Every policy decision must contribute to the national imperative to overcome the crisis-levels of unemployment, poverty and inequality, and to eliminate the legacy of historical underdevelopment – which continues to affect the formerly oppressed most severely, with the workers and poor forming the majority.

Against gender-based violence

In memory of Chris Hani, we reiterate a call by our Central Committee on this occasion. We call on law enforcement authorities to act decisively against all forms of gender-based violence and child abuse.

Our country continues to be gripped by a deep and violent crisis of gender-based violence, with rape rates among the highest in the world. The persistent brutality against women and children, both girls and boys, is a stain on the conscience of our society. This is a glaring indictment of our state institutions.

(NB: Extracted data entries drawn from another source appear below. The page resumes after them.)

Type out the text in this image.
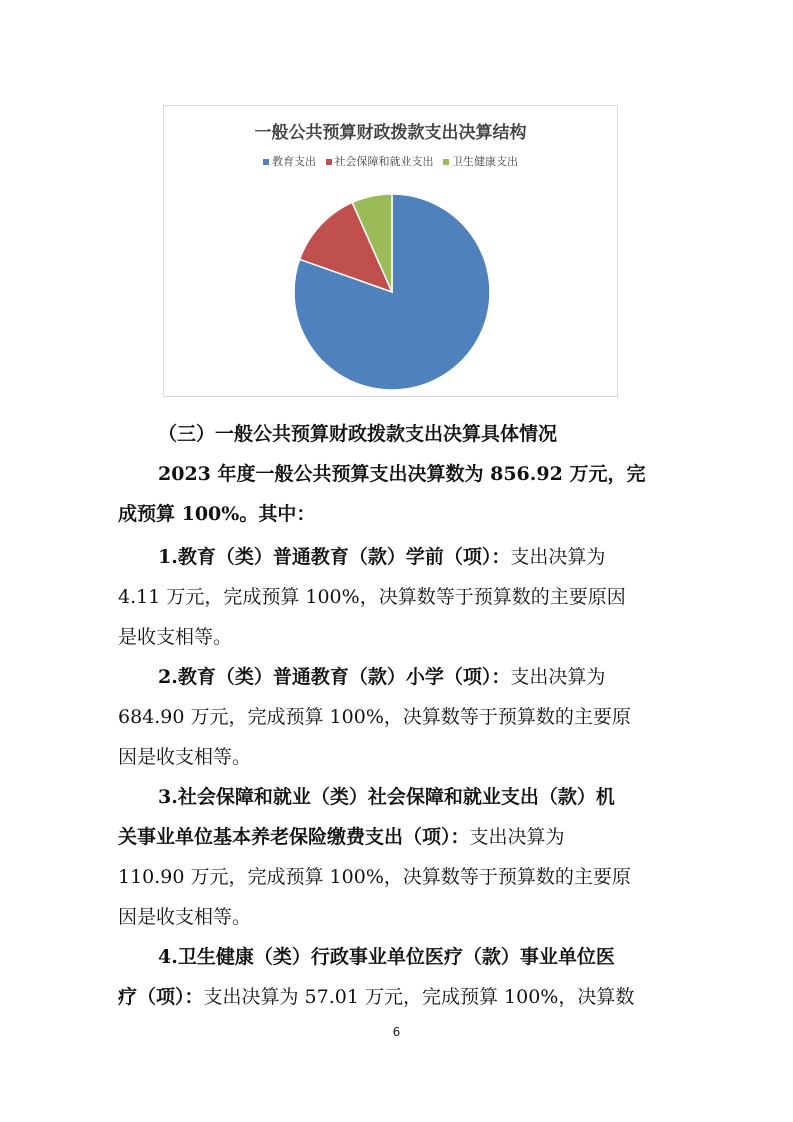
一般公共预算财政拨款支出决算结构
教育支出 社会保障和就业支出 卫生健康支出
（三）一般公共预算财政拨款支出决算具体情况
2023 年度一般公共预算支出决算数为 856.92 万元，完
成预算 100%。其中：
1.教育（类）普通教育（款）学前（项）：支出决算为
4.11 万元，完成预算 100%，决算数等于预算数的主要原因
是收支相等。
2.教育（类）普通教育（款）小学（项）：支出决算为
684.90 万元，完成预算 100%，决算数等于预算数的主要原
因是收支相等。
3.社会保障和就业（类）社会保障和就业支出（款）机
关事业单位基本养老保险缴费支出（项）：支出决算为
110.90 万元，完成预算 100%，决算数等于预算数的主要原
因是收支相等。
4.卫生健康（类）行政事业单位医疗（款）事业单位医
疗（项）：支出决算为 57.01 万元，完成预算 100%，决算数
6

The slow pace of investigations, the constant re-traumatisation of survivors, and the gross mishandling of cases by some within our law enforcement authorities reflect a systemic failure that reinforces patriarchal violence rather than uprooting it. Nowhere is this more evident than in the lack of progress in investigating the rape of a minor and in the shameful acquittal of Timothy Omotoso – a man accused by multiple survivors of heinous sexual abuse, in a case where a key whistle-blower has now been shot dead.

International solidarity 

In memory of Chris Hani the internationalist, the SACP reaffirms its unwavering solidarity with the people of the world in their struggles against imperialist aggression, domination and exploitation. 

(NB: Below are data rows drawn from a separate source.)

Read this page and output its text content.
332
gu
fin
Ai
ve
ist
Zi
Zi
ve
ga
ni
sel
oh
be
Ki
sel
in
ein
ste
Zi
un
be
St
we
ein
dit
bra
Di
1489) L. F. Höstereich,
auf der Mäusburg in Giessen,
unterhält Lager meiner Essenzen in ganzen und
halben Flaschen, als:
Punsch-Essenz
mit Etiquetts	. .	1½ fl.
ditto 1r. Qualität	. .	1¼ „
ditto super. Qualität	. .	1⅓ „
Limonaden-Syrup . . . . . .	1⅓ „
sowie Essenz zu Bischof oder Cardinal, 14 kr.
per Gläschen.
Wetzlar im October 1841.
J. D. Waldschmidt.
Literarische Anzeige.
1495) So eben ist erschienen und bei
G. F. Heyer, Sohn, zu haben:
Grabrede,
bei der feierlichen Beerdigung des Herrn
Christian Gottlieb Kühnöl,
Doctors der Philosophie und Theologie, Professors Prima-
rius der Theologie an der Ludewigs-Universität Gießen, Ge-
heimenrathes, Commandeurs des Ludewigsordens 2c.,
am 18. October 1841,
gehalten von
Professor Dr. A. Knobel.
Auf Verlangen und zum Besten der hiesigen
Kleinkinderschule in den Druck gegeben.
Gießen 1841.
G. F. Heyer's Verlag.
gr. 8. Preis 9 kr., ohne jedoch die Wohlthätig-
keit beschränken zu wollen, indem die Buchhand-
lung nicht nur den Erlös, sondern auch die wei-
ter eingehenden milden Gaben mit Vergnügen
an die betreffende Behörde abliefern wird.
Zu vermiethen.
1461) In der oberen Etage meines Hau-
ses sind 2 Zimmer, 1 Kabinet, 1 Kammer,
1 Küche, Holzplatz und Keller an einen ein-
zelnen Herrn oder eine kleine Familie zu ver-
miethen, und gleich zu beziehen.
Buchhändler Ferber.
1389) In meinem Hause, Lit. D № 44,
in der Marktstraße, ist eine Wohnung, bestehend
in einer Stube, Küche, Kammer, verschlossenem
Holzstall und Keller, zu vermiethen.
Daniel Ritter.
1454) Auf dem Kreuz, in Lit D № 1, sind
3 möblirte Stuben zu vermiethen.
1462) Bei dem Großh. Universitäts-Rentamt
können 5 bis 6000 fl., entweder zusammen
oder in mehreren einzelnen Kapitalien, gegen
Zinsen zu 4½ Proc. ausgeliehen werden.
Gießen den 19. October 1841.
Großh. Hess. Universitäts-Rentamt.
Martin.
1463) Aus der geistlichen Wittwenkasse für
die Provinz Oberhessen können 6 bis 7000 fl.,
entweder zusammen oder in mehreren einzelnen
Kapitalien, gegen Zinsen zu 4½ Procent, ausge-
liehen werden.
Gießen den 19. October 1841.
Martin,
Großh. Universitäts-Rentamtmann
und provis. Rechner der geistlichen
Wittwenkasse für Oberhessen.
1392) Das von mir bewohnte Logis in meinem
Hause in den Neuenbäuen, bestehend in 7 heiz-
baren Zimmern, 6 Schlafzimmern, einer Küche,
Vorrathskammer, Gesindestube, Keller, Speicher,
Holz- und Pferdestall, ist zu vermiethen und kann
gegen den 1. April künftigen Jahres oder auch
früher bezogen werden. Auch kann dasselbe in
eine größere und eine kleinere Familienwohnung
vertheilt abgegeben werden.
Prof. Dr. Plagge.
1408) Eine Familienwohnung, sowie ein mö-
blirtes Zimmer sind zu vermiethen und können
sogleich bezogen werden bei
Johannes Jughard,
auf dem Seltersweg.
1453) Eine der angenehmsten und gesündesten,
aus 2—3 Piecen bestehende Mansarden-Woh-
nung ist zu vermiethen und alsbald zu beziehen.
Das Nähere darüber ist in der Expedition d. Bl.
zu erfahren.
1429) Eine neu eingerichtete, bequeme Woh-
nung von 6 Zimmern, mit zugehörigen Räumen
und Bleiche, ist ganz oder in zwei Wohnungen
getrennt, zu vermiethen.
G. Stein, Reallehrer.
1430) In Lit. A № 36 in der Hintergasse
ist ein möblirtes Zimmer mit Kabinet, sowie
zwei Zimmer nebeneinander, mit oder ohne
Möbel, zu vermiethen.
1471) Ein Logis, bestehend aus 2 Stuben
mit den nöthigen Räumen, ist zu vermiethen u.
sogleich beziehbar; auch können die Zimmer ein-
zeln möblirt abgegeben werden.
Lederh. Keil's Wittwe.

We stand with the people of Swaziland in their fight for democracy, the people of Western Sahara against occupation by Morocco, and the people of Palestine resisting occupation and genocide by the apartheid Israeli settler regime. 

We stand with the people of Cuba against the criminal blockade and the continued occupation of Guantanamo Bay by the United States. 

We also stand with the people of Syria, Iran, Lebanon and others in the axis of resistance against aggression by the apartheid Israeli settler regime and the United States. 

We stand with the people of Venezuela against imperialist aggression and the destabilising machinations by the United States.